We’ve heard rumors for months that Apple will open up the iPhone beyond AT&T Wireless, most likely to Verizon Wireless. Then speculation soured after Apple unveiled the iPad with hooks into AT&T’s service. Now a major publication has weighed in, giving some credence to a Verizon iPhone.
The Wall Street Journal is reporting that sources briefed on the matter have said Apple is developing two new iPhones this summer—including one that’s built for Verizon Wireless—which coincides with the end of AT&T’s three-year iPhone exclusivity deal with Apple.
This new iPhone model will run on the CDMA cellular network, which is used by Verizon. The CDMA iPhone is being manufactured by Pegatron Technology, a subsidiary of Taiwan’s ASUSTek Computer, according to the Wall Street Journal.
Last summer, USA Today reported anonymous sources saying Apple and Verizon were thick in talks to create a new version of the iPhone that would run on CDMA. In a CIO.com story, Gartner analyst Ken Dulaney said at the time: “I don’t think it’s real. Apple has said publicly that they don’t care for CDMA because it’s not a WW standard. Thus, the first time Apple could show up on Verizon is when they move to LTE, which is about 2012.”
Perhaps Apple has had a change of heart. Since the rumors started last summer, furor over AT&T’s shoddy service has reached a crescendo for many iPhone owners, especially in New York City and San Francisco. The iPhone is also facing stiff competition from exciting new smartphones, namely the Droid.

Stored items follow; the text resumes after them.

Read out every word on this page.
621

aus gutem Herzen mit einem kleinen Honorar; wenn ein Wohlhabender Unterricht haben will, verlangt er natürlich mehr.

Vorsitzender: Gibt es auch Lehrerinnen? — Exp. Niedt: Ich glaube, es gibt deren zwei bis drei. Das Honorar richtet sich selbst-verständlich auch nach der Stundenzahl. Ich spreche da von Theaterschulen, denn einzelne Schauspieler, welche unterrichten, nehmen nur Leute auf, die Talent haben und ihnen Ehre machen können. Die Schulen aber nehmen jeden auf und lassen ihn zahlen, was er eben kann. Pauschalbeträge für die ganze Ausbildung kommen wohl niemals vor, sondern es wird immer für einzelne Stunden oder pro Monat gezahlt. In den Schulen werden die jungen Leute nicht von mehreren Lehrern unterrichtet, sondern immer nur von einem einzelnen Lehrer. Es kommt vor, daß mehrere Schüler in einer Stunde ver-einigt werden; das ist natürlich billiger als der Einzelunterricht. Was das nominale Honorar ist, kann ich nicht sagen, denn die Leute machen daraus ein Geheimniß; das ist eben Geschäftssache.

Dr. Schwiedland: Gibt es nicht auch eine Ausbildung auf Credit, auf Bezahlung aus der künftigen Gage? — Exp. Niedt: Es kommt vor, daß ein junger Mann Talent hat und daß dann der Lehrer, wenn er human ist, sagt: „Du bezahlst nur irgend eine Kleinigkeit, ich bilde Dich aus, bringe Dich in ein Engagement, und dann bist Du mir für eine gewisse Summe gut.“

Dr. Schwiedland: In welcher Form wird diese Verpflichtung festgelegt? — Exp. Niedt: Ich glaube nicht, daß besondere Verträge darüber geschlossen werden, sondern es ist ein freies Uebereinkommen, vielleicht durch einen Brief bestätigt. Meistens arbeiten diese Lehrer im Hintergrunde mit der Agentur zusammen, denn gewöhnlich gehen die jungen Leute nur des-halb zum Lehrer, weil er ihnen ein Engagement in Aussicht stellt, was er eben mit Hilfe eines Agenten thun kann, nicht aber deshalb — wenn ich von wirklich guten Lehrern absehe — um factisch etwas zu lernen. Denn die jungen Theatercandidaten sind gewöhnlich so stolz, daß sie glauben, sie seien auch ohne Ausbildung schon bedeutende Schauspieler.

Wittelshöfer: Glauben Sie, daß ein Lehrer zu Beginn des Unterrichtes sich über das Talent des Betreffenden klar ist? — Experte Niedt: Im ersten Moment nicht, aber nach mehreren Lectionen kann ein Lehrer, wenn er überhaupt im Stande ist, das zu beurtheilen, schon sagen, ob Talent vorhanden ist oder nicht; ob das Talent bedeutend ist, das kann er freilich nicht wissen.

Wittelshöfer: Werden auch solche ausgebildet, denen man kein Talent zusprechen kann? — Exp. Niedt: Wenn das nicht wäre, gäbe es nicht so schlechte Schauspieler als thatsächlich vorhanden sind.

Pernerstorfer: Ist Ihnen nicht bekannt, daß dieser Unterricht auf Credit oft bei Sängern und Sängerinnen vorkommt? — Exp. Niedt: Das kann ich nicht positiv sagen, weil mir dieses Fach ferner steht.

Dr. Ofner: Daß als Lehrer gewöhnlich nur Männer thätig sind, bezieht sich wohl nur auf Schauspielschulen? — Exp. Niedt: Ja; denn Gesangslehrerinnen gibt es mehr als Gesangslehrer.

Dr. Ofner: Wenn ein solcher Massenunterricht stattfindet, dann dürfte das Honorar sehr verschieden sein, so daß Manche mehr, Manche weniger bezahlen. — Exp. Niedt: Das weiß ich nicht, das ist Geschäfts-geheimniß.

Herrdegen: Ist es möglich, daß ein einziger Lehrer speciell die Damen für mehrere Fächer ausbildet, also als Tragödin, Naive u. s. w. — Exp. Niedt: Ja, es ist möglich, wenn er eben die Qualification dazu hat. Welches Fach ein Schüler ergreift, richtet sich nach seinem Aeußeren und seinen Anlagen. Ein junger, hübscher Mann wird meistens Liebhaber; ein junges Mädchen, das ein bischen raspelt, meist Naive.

A Verizon deal would give Apple access to 80 million new customers, as well as deal a blow to AT&T. Verizon and AT&T have been in an aggressive, comparative ad war over each other’s coverage and service.
“There has been lots of incorrect speculation on CDMA iPhones for a long time. We haven’t seen one yet and only Apple knows when that might occur,” an AT&T spokesman told the Wall Street Journal.